Umstritten: Bundeswehr wirbt bei Teenagern
Luca und Tom Sauerländer sind auf dem Heimweg von der Schule. Es ist der zweite Schultag nach den Sommerferien - Der Bus hat sie bis in ihr Dorf gebracht. Heute gab es die neuen Busfahrkarten. Auf der Rückseite hat der Landkreis Vorpommern-Greifswald Werbung für eine Jugend-Website der Bundeswehr drucken lassen.
Mit gängigen Vokabeln wie "Events", "Clubtreffen" oder "Gewinnspiele" versucht die Bundeswehr gezielt Kinder und Jugendliche zu locken - "Treffpunkt Bundeswehr" heißt die aufwändig gestaltete Internet-Seite. Susanne Sauerländer, die Mutter von Luca und Tom sieht das kritisch: "Ich finde das nicht gut, dass Werbung von der Bundeswehr an der Schule gemacht wird."
Zwölfjährige als Werbe-Zielgruppe?
Auf der beworbenen Internetseite kann man Mitglied der Community werden, an Gewinnspielen Teilnehmen oder sich den Film über das letzte Adventure Camp auf Sardinien angucken. Zu sehen sind Jugendliche bei einem Sommercamp auf der italienischen Mittelmeerinsel: Zelten, Baden, Strandfeeling - das sind die Hauptinhalte des Films.
Tom und Luca sind acht und zwölf Jahre alt - und doch offenbar schon Zielgruppe für die Werbung der Bundeswehr. Für den ehemaligen Wehrbeauftragten der Bundeswehr Reinhold Robbe ein echtes Problem. Er hält Werbung der Bundeswehr bei Kindern in dem Alter für unangebracht. Ganz anders sieht das Norbert Raulin. Für die SPD hat er im Aufsichtsrat des zuständigen Verkehrsbetriebs für den Aufdruck gestimmt. Für ihn ist die Bundeswehr ein legitimer Teil der Gesellschaft und ein großer Ausbildungsbetrieb in der Region zudem.
Bundeswehr sieht kein Problem
Die Bundeswehr selbst vermag die Sorgen der Eltern nicht zu erkennen.
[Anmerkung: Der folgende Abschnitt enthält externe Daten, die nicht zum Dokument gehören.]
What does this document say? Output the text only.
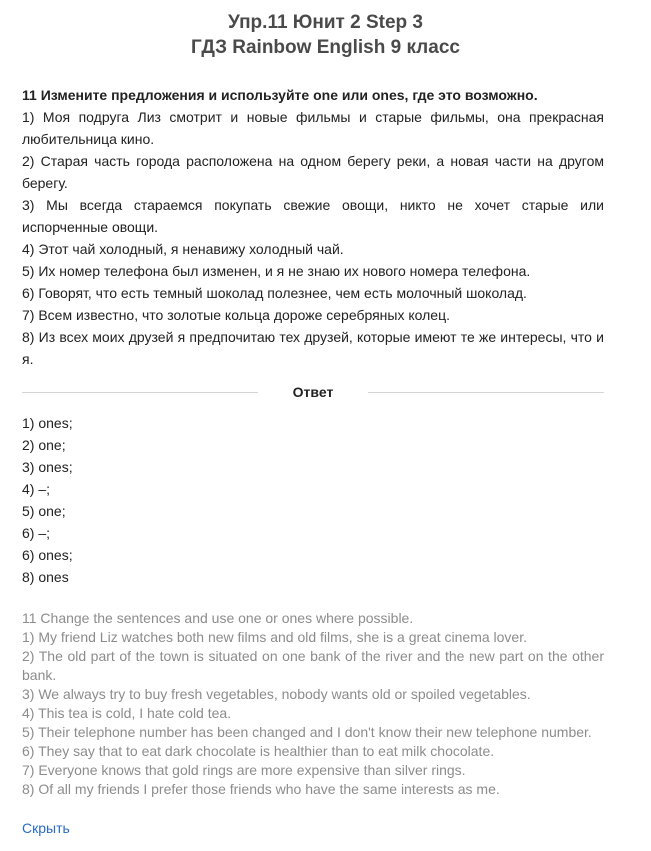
Упр.11 Юнит 2 Step 3
ГДЗ Rainbow English 9 класс

11 Измените предложения и используйте one или ones, где это возможно.

1) Моя подруга Лиз смотрит и новые фильмы и старые фильмы, она прекрасная любительница кино.

2) Старая часть города расположена на одном берегу реки, а новая части на другом берегу.

3) Мы всегда стараемся покупать свежие овощи, никто не хочет старые или испорченные овощи.

4) Этот чай холодный, я ненавижу холодный чай.

5) Их номер телефона был изменен, и я не знаю их нового номера телефона.

6) Говорят, что есть темный шоколад полезнее, чем есть молочный шоколад.

7) Всем известно, что золотые кольца дороже серебряных колец.

8) Из всех моих друзей я предпочитаю тех друзей, которые имеют те же интересы, что и я.

Ответ
1) ones;
2) one;
3) ones;
4) –;
5) one;
6) –;
6) ones;
8) ones

11 Change the sentences and use one or ones where possible.

1) My friend Liz watches both new films and old films, she is a great cinema lover.

2) The old part of the town is situated on one bank of the river and the new part on the other bank.

3) We always try to buy fresh vegetables, nobody wants old or spoiled vegetables.

4) This tea is cold, I hate cold tea.

5) Their telephone number has been changed and I don't know their new telephone number.

6) They say that to eat dark chocolate is healthier than to eat milk chocolate.

7) Everyone knows that gold rings are more expensive than silver rings.

8) Of all my friends I prefer those friends who have the same interests as me.

Скрыть
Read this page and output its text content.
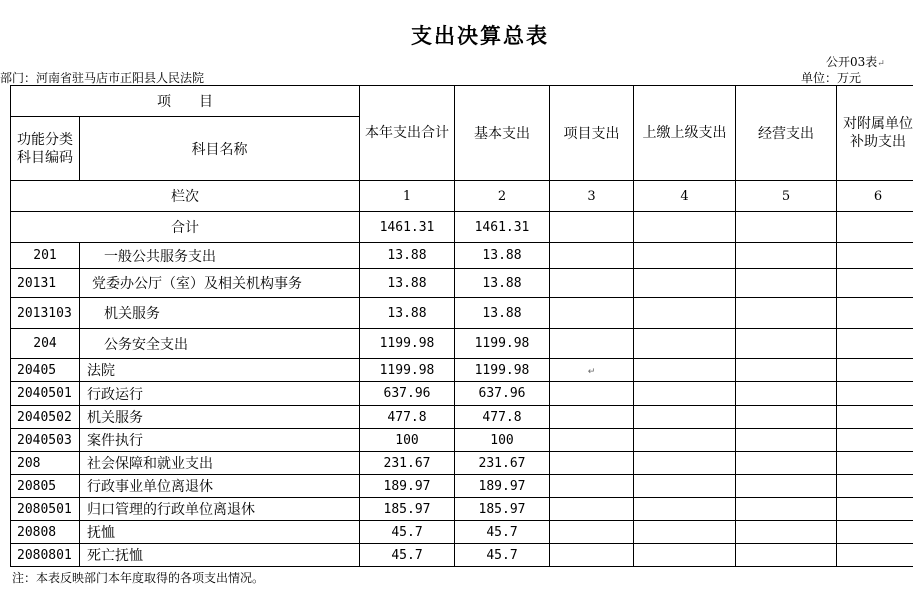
支出决算总表
公开03表↵
部门：河南省驻马店市正阳县人民法院	单位：万元
项　　目		本年支出合计	基本支出	项目支出	上缴上级支出	经营支出	对附属单位补助支出
功能分类科目编码	科目名称						
栏次		1	2	3	4	5	6
合计		1461.31	1461.31				
201	一般公共服务支出	13.88	13.88				
20131	党委办公厅（室）及相关机构事务	13.88	13.88				
2013103	机关服务	13.88	13.88				
204	公务安全支出	1199.98	1199.98				
20405	法院	1199.98	1199.98	↵			
2040501	行政运行	637.96	637.96				
2040502	机关服务	477.8	477.8				
2040503	案件执行	100	100				
208	社会保障和就业支出	231.67	231.67				
20805	行政事业单位离退休	189.97	189.97				
2080501	归口管理的行政单位离退休	185.97	185.97				
20808	抚恤	45.7	45.7				
2080801	死亡抚恤	45.7	45.7				
注：本表反映部门本年度取得的各项支出情况。
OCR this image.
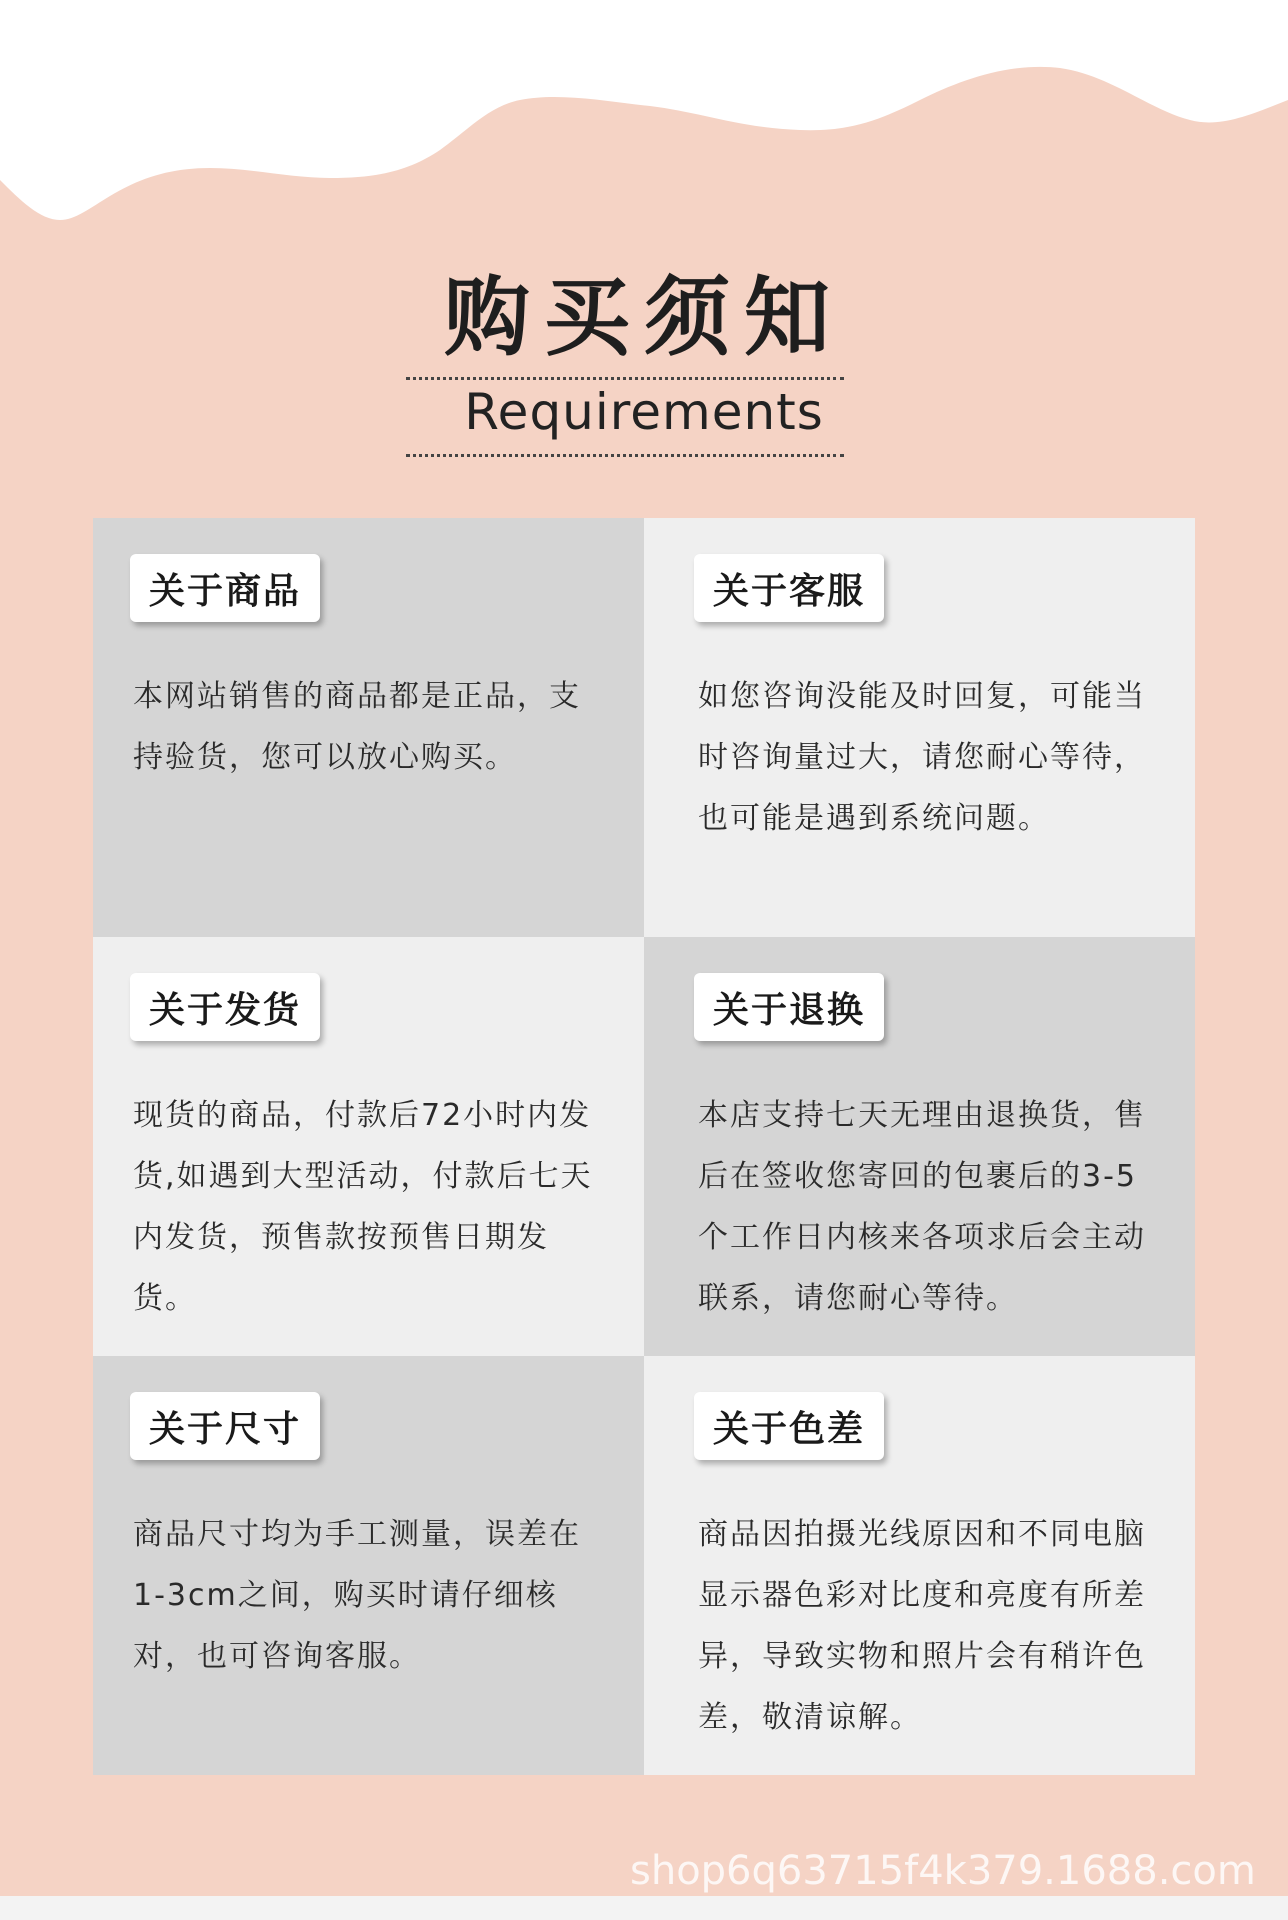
购买须知
Requirements
关于商品
本网站销售的商品都是正品，支持验货，您可以放心购买。
关于客服
如您咨询没能及时回复，可能当时咨询量过大，请您耐心等待，也可能是遇到系统问题。
关于发货
现货的商品，付款后72小时内发货,如遇到大型活动，付款后七天内发货，预售款按预售日期发货。
关于退换
本店支持七天无理由退换货，售后在签收您寄回的包裹后的3-5个工作日内核来各项求后会主动联系，请您耐心等待。
关于尺寸
商品尺寸均为手工测量，误差在1-3cm之间，购买时请仔细核对，也可咨询客服。
关于色差
商品因拍摄光线原因和不同电脑显示器色彩对比度和亮度有所差异，导致实物和照片会有稍许色差，敬清谅解。
shop6q63715f4k379.1688.com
Sie stellt sich auf neue Zielgruppen ein: "Dabei sind den personalwerblichen Maßnahmen, Maßnahmen des Jugendmarketings vorgeschaltet, die sich an eine jüngere Zielgruppe richten und Jugendlichen einen Erstkontakt zum Arbeitgeber Bundeswehr und einen ersten Kontakt ermöglichen sollen", so die Bundeswehr in einer Stellungnahme.
Zu dem geringen Alter der Schüler heißt es weiter: "In einer Gesellschaft, die von der frühen Reife und Mündigkeit ihrer Jugend überzeugt ist, in der es auch Überlegungen und Forderungen gibt das Wahlrecht auf 16-Jährige zu erweitern, ist dies als folgerichtige Konsequenz und nicht als unzumutbare Beeinflussung oder kritikwürdige Praxis zu bewerten."
Eltern finden Werbung "unehrlich"
Nicht alle Erziehungsberechtigten der neuen Zielgruppen teilen die Meinung der Bundeswehr: "So mit den Kindern zu spielen, das ist einfach nicht ehrlich", meint Susanne Sauerländer, "wenn dann soll sich die Bundeswehr auch wirklich zeigen. Dann ist das eine andere Sache. Aber das so den Kindern in die Hand zu drücken - das finde ich nicht in Ordnung." Viel Ärger für die Bundeswehr und ihre Werbung im Landkreis Vorpommern-Greifswald. Denn der hat mit dem Geld der Bundeswehr die Kosten für die Herstellung der Schülerfahrkarten bezahlt.